L'ombrage de Gouraud
Pour représenter un objet 3D à l'écran, un ordinateur calcule la position des sommets qui le composent dans le repère de la caméra et effectue une projection conique afin d'obtenir leurs coordonnées 2D sur l'écran. Ensuite il remplit les triangles qui relient ces sommets. Pour cela, il prendra en compte les propriétés de couleur de l'objet (couleur diffuse ou texture appliquée sur l'objet). Cependant, le rendu de l'objet sera très plat.
Exemple, une théière de couleur uniforme grise. Tous les points ont la même couleur, il n'y a aucun effet de 3D.
En ajoutant un ombrage, les volumes apparaissent tout de suite.
L'ombrage de Gouraud est une technique d'illumination locale, qui se base sur la lumière incidente. Une source de lumière est définie (Dans le cas de MSTS, c'est tout simplement le soleil), l'angle entre la lumière et la normale de chaque vertex permet de calculer le taux de lumière réfléchie en chaque point de l'objet. Ce taux va pondérer la couleur de base de la théière.
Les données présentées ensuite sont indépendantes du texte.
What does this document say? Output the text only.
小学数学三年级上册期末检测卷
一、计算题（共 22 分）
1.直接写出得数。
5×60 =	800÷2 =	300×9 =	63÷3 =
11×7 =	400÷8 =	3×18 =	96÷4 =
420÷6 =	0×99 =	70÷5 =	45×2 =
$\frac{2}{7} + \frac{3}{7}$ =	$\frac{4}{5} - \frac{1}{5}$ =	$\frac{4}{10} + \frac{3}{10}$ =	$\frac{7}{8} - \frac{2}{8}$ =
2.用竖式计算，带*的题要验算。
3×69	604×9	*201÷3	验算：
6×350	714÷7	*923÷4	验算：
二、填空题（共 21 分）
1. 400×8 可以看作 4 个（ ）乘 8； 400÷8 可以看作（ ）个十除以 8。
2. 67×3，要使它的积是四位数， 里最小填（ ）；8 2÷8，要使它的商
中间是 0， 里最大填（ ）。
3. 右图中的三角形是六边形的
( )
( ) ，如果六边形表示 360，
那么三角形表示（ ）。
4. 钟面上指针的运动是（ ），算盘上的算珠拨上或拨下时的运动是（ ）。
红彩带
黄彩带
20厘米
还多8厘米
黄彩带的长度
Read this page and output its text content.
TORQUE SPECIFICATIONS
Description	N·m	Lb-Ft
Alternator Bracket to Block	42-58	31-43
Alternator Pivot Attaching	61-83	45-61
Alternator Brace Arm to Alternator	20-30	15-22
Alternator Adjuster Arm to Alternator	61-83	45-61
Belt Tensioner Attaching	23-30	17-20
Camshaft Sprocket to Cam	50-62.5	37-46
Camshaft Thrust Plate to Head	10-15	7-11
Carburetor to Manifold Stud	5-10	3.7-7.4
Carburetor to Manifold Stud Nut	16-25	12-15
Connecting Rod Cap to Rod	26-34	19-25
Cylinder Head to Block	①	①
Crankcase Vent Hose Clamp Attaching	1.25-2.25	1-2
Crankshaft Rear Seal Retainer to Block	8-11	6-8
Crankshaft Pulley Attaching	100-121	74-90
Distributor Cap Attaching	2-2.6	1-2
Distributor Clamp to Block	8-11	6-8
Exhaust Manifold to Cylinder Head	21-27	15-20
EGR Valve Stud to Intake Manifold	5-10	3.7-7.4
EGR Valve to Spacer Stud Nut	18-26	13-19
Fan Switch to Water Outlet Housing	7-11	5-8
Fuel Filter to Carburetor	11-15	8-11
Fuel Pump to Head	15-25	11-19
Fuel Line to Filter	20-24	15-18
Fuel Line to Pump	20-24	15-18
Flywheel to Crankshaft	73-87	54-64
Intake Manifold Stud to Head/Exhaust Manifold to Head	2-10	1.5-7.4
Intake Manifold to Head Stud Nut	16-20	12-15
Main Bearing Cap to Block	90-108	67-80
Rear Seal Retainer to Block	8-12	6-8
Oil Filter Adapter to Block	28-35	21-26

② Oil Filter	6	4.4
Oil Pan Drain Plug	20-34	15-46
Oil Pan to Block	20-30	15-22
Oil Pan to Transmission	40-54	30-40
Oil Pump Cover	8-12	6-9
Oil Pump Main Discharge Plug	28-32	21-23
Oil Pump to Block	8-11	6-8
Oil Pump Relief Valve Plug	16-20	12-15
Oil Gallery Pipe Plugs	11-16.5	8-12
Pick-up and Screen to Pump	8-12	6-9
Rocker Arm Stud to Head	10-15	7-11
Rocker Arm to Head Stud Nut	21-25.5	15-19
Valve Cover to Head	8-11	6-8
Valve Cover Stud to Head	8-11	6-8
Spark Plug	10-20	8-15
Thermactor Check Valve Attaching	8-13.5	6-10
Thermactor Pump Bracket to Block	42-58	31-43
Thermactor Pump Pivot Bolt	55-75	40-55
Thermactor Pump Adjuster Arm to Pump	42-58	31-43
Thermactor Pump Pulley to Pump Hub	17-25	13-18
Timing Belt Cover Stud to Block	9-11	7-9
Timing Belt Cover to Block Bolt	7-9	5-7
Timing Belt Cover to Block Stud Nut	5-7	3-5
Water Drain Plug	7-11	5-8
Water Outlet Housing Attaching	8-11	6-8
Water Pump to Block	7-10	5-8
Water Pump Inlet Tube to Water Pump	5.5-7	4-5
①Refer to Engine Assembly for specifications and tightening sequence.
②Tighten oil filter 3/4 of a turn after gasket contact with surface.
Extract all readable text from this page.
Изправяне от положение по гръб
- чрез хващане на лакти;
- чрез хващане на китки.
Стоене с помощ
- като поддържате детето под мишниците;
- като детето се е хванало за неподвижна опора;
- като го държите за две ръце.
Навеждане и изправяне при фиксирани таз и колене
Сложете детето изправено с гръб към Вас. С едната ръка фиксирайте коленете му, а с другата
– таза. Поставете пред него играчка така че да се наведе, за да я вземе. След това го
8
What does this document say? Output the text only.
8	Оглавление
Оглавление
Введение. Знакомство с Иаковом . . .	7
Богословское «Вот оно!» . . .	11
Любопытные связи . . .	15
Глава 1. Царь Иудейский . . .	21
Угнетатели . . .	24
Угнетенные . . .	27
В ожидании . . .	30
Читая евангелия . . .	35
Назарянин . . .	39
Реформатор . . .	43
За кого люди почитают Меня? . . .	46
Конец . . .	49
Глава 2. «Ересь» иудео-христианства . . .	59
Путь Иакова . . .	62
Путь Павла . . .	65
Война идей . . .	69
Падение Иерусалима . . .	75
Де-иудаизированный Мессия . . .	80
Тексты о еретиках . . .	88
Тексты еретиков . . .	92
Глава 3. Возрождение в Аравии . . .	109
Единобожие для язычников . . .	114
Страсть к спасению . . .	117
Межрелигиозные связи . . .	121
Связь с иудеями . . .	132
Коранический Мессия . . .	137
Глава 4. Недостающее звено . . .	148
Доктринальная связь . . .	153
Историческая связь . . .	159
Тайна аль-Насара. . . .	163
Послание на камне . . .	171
Le gris uniforme sera alors plus foncé là où lumière a un angle d'incidence faible.
Contrairement à ce que son nom laisse penser, l'ombrage ne permet pas de calculer des ombres portées d'un objet vers un autre.
Comment fonctionne l'ombrage de Gouraud
L'idée de moduler la couleur d'un polygone en fonction de l'angle de la lumière incidente ne date pas de Gouraud. On parle d'ailleurs de modèle de Lambert. A l'heure des tous premiers systèmes de représentations 3D dans les années 70, les capacités de calculs étaient très limitées et cette méthode présente l'intérêt de reposer sur un simple produit scalaire entre deux vecteurs 3D. Le premier modèle d'ombrage réalisait cependant ce calcul au niveau du triangle et tous les pixels d'un triangle avaient la même couleur. On parle de "Flat shading" (ombrage plat) et les différences de couleurs entre des triangles accolés mais non coplanaires n'étaient pas très agréables à voir, en raison de l'accentuation du constraste que le cerveau humain réalise automatiquement (voir Bandes de Mach).
L'idée d'Henri Gouraud est alors de calculer l'illumination, non pas au niveau du triangle, mais de chaque vertex. Puis d'interpoler linéairement les valeurs obtenues sur chaque pixel lors du remplissage. La différence de teintes s'estompe le long d'une arête si les triangles accolés utilisent les mêmes normales sur leurs vertices en commun. On parle alors de "Smooth shading" (ombrage lissé).
Le Smooth shading prendra plus tard le nom de Gouraud pour le distinguer d'autres techniques plus avancées telles que le modèle d'illumination de Phong (voir ombrage de Bui Tuong Phong).
L'ombrage de Gouraud devint très populaire en raison de la simplicité et donc de la rapidité des calculs à réaliser. Ils s'intégrent dans le placage linéaire des textures. En 3D temps réel, la recherche de performance a longtemps privilégié ce modèle sur tous les autres, trop coûteux. 30 ans après, DirectX 9 ne proposait toujours que le flat shading et l'ombrage de Gouraud par défaut. Il aura fallu attendre les Pixel shaders et les cartes vidéos modernes pour permettre de passer à des modèles plus évolués (Phong, Blinn...) grâce au per-pixel shading. L'illumination n'étant plus calculée sur les vertices mais sur chaque pixel.
L'inconvénient principal de l'ombrage de Gouraud est qu'il n'est efficace que pour représenter la lumière diffuse. La lumière spéculaire, dont les reflets sont plus localisés n'est pas bien rendue. Les techniques plus modernes de Bump mapping à l'aide de cartes de normales (Normal map) font également préférer le per-pixel shading. Les logiciels d'images de synthèse précalculées utilisent désormais des techniques d'illumination globale, bien trop coûteuses en temps de calcul pour le jeu vidéo, qui s'approchent davantage du comportement physique des photons (Photonique, Radiosité).
L'ombrage de Gouraud expliqué par Gouraud
Le 23 juin 2011, la conférence "Le Futur a un Passé" se tenait à l'École nationale supérieure des Arts Décoratifs.
Parmi les invités, Henri Gouraud raconte, non sans humour, comment il a atterri dans l'université d'Utah
au milieu des pionniers de l'image de synthèse et a inventé sa technique. Une toute bête interpolation linéaire dont il n'imaginait pas la portée.